Visitors at Notre-Dame de Paris // Des visiteuses à Notre-Dame de Paris © Chant Wagner 2018
When I paid visit to Notre-Dame de Paris the other day, it felt like I was seeing it for the first time. Its aspect was more variegated than in my memory imprint of it based on episodic visits. All those chapels radiating around the central axis appeared like well-delineated small, new worlds. It was daytime and cold as frozen hell outside - at least by Paris standards. Hadn't I gone there during daytime before? Reflecting back, I realized that actually a number of material changes had taken place...

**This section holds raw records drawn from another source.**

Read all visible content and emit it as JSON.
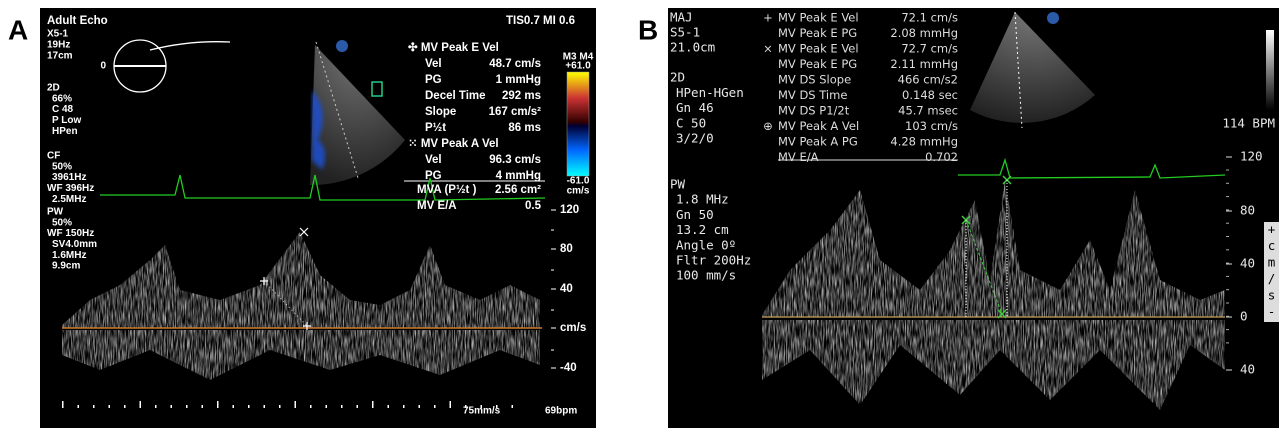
{
  "panel_a": {
    "label": "A",
    "title": "Adult Echo",
    "probe": "X5-1",
    "frame_rate": "19Hz",
    "depth": "17cm",
    "indices": "TIS0.7  MI 0.6",
    "circle_label": "0",
    "mode_2d": [
      "2D",
      "66%",
      "C 48",
      "P Low",
      "HPen"
    ],
    "mode_cf": [
      "CF",
      "50%",
      "3961Hz",
      "WF 396Hz",
      "2.5MHz"
    ],
    "mode_pw": [
      "PW",
      "50%",
      "WF 150Hz",
      "SV4.0mm",
      "1.6MHz",
      "9.9cm"
    ],
    "color_bar": [
      "M3 M4",
      "+61.0",
      "-61.0",
      "cm/s"
    ],
    "measurements": [
      {
        "heading": "✣ MV Peak E Vel",
        "rows": [
          [
            "Vel",
            "48.7 cm/s"
          ],
          [
            "PG",
            "1 mmHg"
          ],
          [
            "Decel Time",
            "292 ms"
          ],
          [
            "Slope",
            "167 cm/s²"
          ],
          [
            "P½t",
            "86 ms"
          ]
        ]
      },
      {
        "heading": "⁙ MV Peak A Vel",
        "rows": [
          [
            "Vel",
            "96.3 cm/s"
          ],
          [
            "PG",
            "4 mmHg"
          ]
        ]
      }
    ],
    "summary": [
      [
        "MVA (P½t )",
        "2.56 cm²"
      ],
      [
        "MV E/A",
        "0.5"
      ]
    ],
    "scale": [
      "120",
      "80",
      "40",
      "cm/s",
      "-40"
    ],
    "sweep": "75mm/s",
    "heart_rate": "69bpm"
  },
  "panel_b": {
    "label": "B",
    "header": [
      "MAJ",
      "S5-1",
      "21.0cm"
    ],
    "mode_2d": [
      "2D",
      "HPen-HGen",
      "Gn 46",
      "C 50",
      "3/2/0"
    ],
    "mode_pw": [
      "PW",
      "1.8 MHz",
      "Gn 50",
      "13.2 cm",
      "Angle 0º",
      "Fltr 200Hz",
      "100 mm/s"
    ],
    "measurements": [
      {
        "marker": "+",
        "name": "MV Peak E Vel",
        "value": "72.1 cm/s"
      },
      {
        "name": "MV Peak E PG",
        "value": "2.08 mmHg"
      },
      {
        "marker": "×",
        "name": "MV Peak E Vel",
        "value": "72.7 cm/s"
      },
      {
        "name": "MV Peak E PG",
        "value": "2.11 mmHg"
      },
      {
        "name": "MV DS Slope",
        "value": "466 cm/s2"
      },
      {
        "name": "MV DS Time",
        "value": "0.148 sec"
      },
      {
        "name": "MV DS P1/2t",
        "value": "45.7 msec"
      },
      {
        "marker": "⊕",
        "name": "MV Peak A Vel",
        "value": "103 cm/s"
      },
      {
        "name": "MV Peak A PG",
        "value": "4.28 mmHg"
      },
      {
        "name": "MV E/A",
        "value": "0.702"
      }
    ],
    "heart_rate": "114 BPM",
    "scale": [
      "120",
      "80",
      "40",
      "0",
      "40"
    ],
    "scale_unit": [
      "+",
      "c",
      "m",
      "/",
      "s",
      "-"
    ]
  }
}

For one thing, incense sticks are now available alongside candles to burn; transparent, contemporary glass confessionals are new too. The monumental stone stoup is gone, for now. A taste for multicolored patterns is also apparent. One of the chapels has been dedicated to Saint Paul Chen, which attracts the particular attention of Chinese tourists, who might explain in part the new fondness for incense-based worshipping - and the riot of reds. A contemporary painting hangs, which looks from a distance like a child drawing.

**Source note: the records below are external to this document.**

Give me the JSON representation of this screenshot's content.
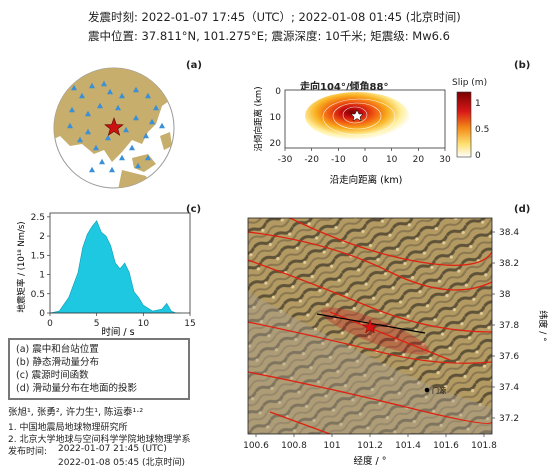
{
  "header": {
    "line1_label": "发震时刻:",
    "line1_value": "2022-01-07 17:45（UTC）;  2022-01-08  01:45 (北京时间)",
    "line2_loc_label": "震中位置:",
    "line2_loc_value": "37.811°N,  101.275°E;",
    "line2_depth": "震源深度: 10千米;",
    "line2_mag": "矩震级: Mw6.6"
  },
  "panels": {
    "a": "(a)",
    "b": "(b)",
    "c": "(c)",
    "d": "(d)"
  },
  "slip_panel": {
    "title": "走向104°/倾角88°",
    "xlabel": "沿走向距离 (km)",
    "ylabel": "沿倾向距离 (km)",
    "colorbar_label": "Slip (m)",
    "x_ticks": [
      "-30",
      "-20",
      "-10",
      "0",
      "10",
      "20",
      "30"
    ],
    "y_ticks": [
      "0",
      "10",
      "20"
    ],
    "cb_ticks": [
      "1",
      "0.5",
      "0"
    ]
  },
  "stf_panel": {
    "ylabel": "地震矩率 / (10¹⁸ Nm/s)",
    "xlabel": "时间 / s",
    "x_ticks": [
      "0",
      "5",
      "10",
      "15"
    ],
    "y_ticks": [
      "0",
      "0.5",
      "1",
      "1.5",
      "2",
      "2.5"
    ]
  },
  "chart_data": {
    "type": "area",
    "x": [
      0,
      1,
      2,
      3,
      3.5,
      4,
      4.5,
      5,
      5.5,
      6,
      6.5,
      7,
      7.5,
      8,
      8.5,
      9,
      9.5,
      10,
      11,
      12,
      12.5,
      13,
      13.5,
      14
    ],
    "values": [
      0,
      0.05,
      0.4,
      1.05,
      1.7,
      2.05,
      2.25,
      2.4,
      2.1,
      2.0,
      1.75,
      1.3,
      1.15,
      1.3,
      1.05,
      0.55,
      0.4,
      0.2,
      0.05,
      0.1,
      0.25,
      0.05,
      0,
      0
    ],
    "xlabel": "时间 / s",
    "ylabel": "地震矩率 / (10¹⁸ Nm/s)",
    "xlim": [
      0,
      15
    ],
    "ylim": [
      0,
      2.6
    ],
    "color": "#1ec8e0"
  },
  "legend": {
    "items": [
      "(a) 震中和台站位置",
      "(b) 静态滑动量分布",
      "(c) 震源时间函数",
      "(d) 滑动量分布在地面的投影"
    ]
  },
  "credits": {
    "authors": "张旭¹, 张勇², 许力生¹, 陈运泰¹·²",
    "aff1": "1. 中国地震局地球物理研究所",
    "aff2": "2. 北京大学地球与空间科学学院地球物理学系",
    "pub_label": "发布时间:",
    "pub1": "2022-01-07  21:45 (UTC)",
    "pub2": "2022-01-08  05:45 (北京时间)"
  },
  "map_panel": {
    "xlabel": "经度 / °",
    "ylabel": "纬度 / °",
    "x_ticks": [
      "100.6",
      "100.8",
      "101",
      "101.2",
      "101.4",
      "101.6",
      "101.8"
    ],
    "y_ticks": [
      "38.4",
      "38.2",
      "38",
      "37.8",
      "37.6",
      "37.4",
      "37.2"
    ],
    "town": "门源"
  },
  "colors": {
    "land": "#c7ae6c",
    "ocean": "#ffffff",
    "station": "#3a8fd6",
    "epicenter": "#cc1111",
    "fault": "#e02010",
    "stf": "#1ec8e0"
  }
}
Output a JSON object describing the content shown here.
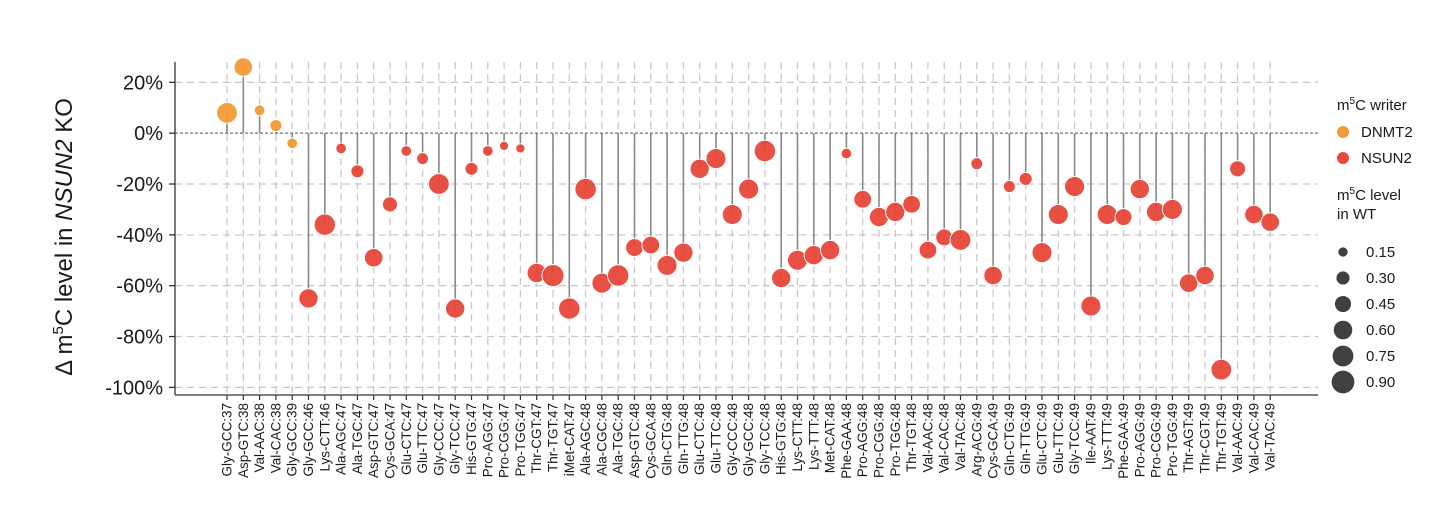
{
  "chart_data": {
    "type": "scatter",
    "subtype": "lollipop",
    "ylabel": {
      "prefix": "Δ m",
      "sup": "5",
      "mid": "C level in ",
      "italic": "NSUN2",
      "suffix": " KO"
    },
    "ylim": [
      -103,
      28
    ],
    "yticks": [
      20,
      0,
      -20,
      -40,
      -60,
      -80,
      -100
    ],
    "ytick_labels": [
      "20%",
      "0%",
      "-20%",
      "-40%",
      "-60%",
      "-80%",
      "-100%"
    ],
    "grid": true,
    "legend_position": "right",
    "colors": {
      "DNMT2": "#f29a35",
      "NSUN2": "#e8473a",
      "stem": "#8a8a8a",
      "grid": "#c8c8c8",
      "axis": "#333333"
    },
    "legend_writer": {
      "title_prefix": "m",
      "title_sup": "5",
      "title_suffix": "C writer",
      "items": [
        "DNMT2",
        "NSUN2"
      ]
    },
    "legend_size": {
      "title_prefix": "m",
      "title_sup": "5",
      "title_suffix": "C level",
      "title_line2": "in WT",
      "values": [
        0.15,
        0.3,
        0.45,
        0.6,
        0.75,
        0.9
      ],
      "labels": [
        "0.15",
        "0.30",
        "0.45",
        "0.60",
        "0.75",
        "0.90"
      ]
    },
    "categories": [
      "Gly-GCC:37",
      "Asp-GTC:38",
      "Val-AAC:38",
      "Val-CAC:38",
      "Gly-GCC:39",
      "Gly-GCC:46",
      "Lys-CTT:46",
      "Ala-AGC:47",
      "Ala-TGC:47",
      "Asp-GTC:47",
      "Cys-GCA:47",
      "Glu-CTC:47",
      "Glu-TTC:47",
      "Gly-CCC:47",
      "Gly-TCC:47",
      "His-GTG:47",
      "Pro-AGG:47",
      "Pro-CGG:47",
      "Pro-TGG:47",
      "Thr-CGT:47",
      "Thr-TGT:47",
      "iMet-CAT:47",
      "Ala-AGC:48",
      "Ala-CGC:48",
      "Ala-TGC:48",
      "Asp-GTC:48",
      "Cys-GCA:48",
      "Gln-CTG:48",
      "Gln-TTG:48",
      "Glu-CTC:48",
      "Glu-TTC:48",
      "Gly-CCC:48",
      "Gly-GCC:48",
      "Gly-TCC:48",
      "His-GTG:48",
      "Lys-CTT:48",
      "Lys-TTT:48",
      "Met-CAT:48",
      "Phe-GAA:48",
      "Pro-AGG:48",
      "Pro-CGG:48",
      "Pro-TGG:48",
      "Thr-TGT:48",
      "Val-AAC:48",
      "Val-CAC:48",
      "Val-TAC:48",
      "Arg-ACG:49",
      "Cys-GCA:49",
      "Gln-CTG:49",
      "Gln-TTG:49",
      "Glu-CTC:49",
      "Glu-TTC:49",
      "Gly-TCC:49",
      "Ile-AAT:49",
      "Lys-TTT:49",
      "Phe-GAA:49",
      "Pro-AGG:49",
      "Pro-CGG:49",
      "Pro-TGG:49",
      "Thr-AGT:49",
      "Thr-CGT:49",
      "Thr-TGT:49",
      "Val-AAC:49",
      "Val-CAC:49",
      "Val-TAC:49"
    ],
    "series": [
      {
        "name": "delta_m5C",
        "values": [
          8,
          26,
          9,
          3,
          -4,
          -65,
          -36,
          -6,
          -15,
          -49,
          -28,
          -7,
          -10,
          -20,
          -69,
          -14,
          -7,
          -5,
          -6,
          -55,
          -56,
          -69,
          -22,
          -59,
          -56,
          -45,
          -44,
          -52,
          -47,
          -14,
          -10,
          -32,
          -22,
          -7,
          -57,
          -50,
          -48,
          -46,
          -8,
          -26,
          -33,
          -31,
          -28,
          -46,
          -41,
          -42,
          -12,
          -56,
          -21,
          -18,
          -47,
          -32,
          -21,
          -68,
          -32,
          -33,
          -22,
          -31,
          -30,
          -59,
          -56,
          -93,
          -14,
          -32,
          -35
        ]
      },
      {
        "name": "writer",
        "values": [
          "DNMT2",
          "DNMT2",
          "DNMT2",
          "DNMT2",
          "DNMT2",
          "NSUN2",
          "NSUN2",
          "NSUN2",
          "NSUN2",
          "NSUN2",
          "NSUN2",
          "NSUN2",
          "NSUN2",
          "NSUN2",
          "NSUN2",
          "NSUN2",
          "NSUN2",
          "NSUN2",
          "NSUN2",
          "NSUN2",
          "NSUN2",
          "NSUN2",
          "NSUN2",
          "NSUN2",
          "NSUN2",
          "NSUN2",
          "NSUN2",
          "NSUN2",
          "NSUN2",
          "NSUN2",
          "NSUN2",
          "NSUN2",
          "NSUN2",
          "NSUN2",
          "NSUN2",
          "NSUN2",
          "NSUN2",
          "NSUN2",
          "NSUN2",
          "NSUN2",
          "NSUN2",
          "NSUN2",
          "NSUN2",
          "NSUN2",
          "NSUN2",
          "NSUN2",
          "NSUN2",
          "NSUN2",
          "NSUN2",
          "NSUN2",
          "NSUN2",
          "NSUN2",
          "NSUN2",
          "NSUN2",
          "NSUN2",
          "NSUN2",
          "NSUN2",
          "NSUN2",
          "NSUN2",
          "NSUN2",
          "NSUN2",
          "NSUN2",
          "NSUN2",
          "NSUN2",
          "NSUN2"
        ]
      },
      {
        "name": "m5C_level_WT",
        "values": [
          0.75,
          0.6,
          0.2,
          0.25,
          0.2,
          0.65,
          0.8,
          0.2,
          0.3,
          0.6,
          0.4,
          0.2,
          0.25,
          0.75,
          0.65,
          0.3,
          0.2,
          0.15,
          0.15,
          0.65,
          0.85,
          0.8,
          0.8,
          0.7,
          0.8,
          0.55,
          0.55,
          0.7,
          0.65,
          0.65,
          0.7,
          0.7,
          0.7,
          0.8,
          0.65,
          0.7,
          0.65,
          0.65,
          0.2,
          0.55,
          0.65,
          0.65,
          0.55,
          0.55,
          0.5,
          0.75,
          0.25,
          0.6,
          0.25,
          0.3,
          0.7,
          0.7,
          0.7,
          0.7,
          0.7,
          0.5,
          0.65,
          0.65,
          0.7,
          0.6,
          0.6,
          0.75,
          0.45,
          0.6,
          0.6
        ]
      }
    ]
  }
}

It's how, it seems, a medieval construction manages to evolve, from within, to correspond better to changing times.
But it is also, it seems to me, a throwback to the fairly recent discovery that cathedrals in the Middle Ages were colorful, painted architectures. People won't repaint the outer appearance of a cathedral today, except with light shows, but somehow, this knowledge seems to have seeped inside, into the decoration of Notre-Dame de Paris to make it reconnect with an ancient element of didactic playfulness and love of vivid colors, which had been preserved to eyes able to wonder and remember principally in its art of the stained glass.
When was the point in time when it was not banal anymore to see a painted cathedral, then one with decrepit paint, before all the paint faded away and no one could remember - or care to remember - how it once was? The fact is that, incredibly enough, those colors had faded from human memory. But now, colors are in again.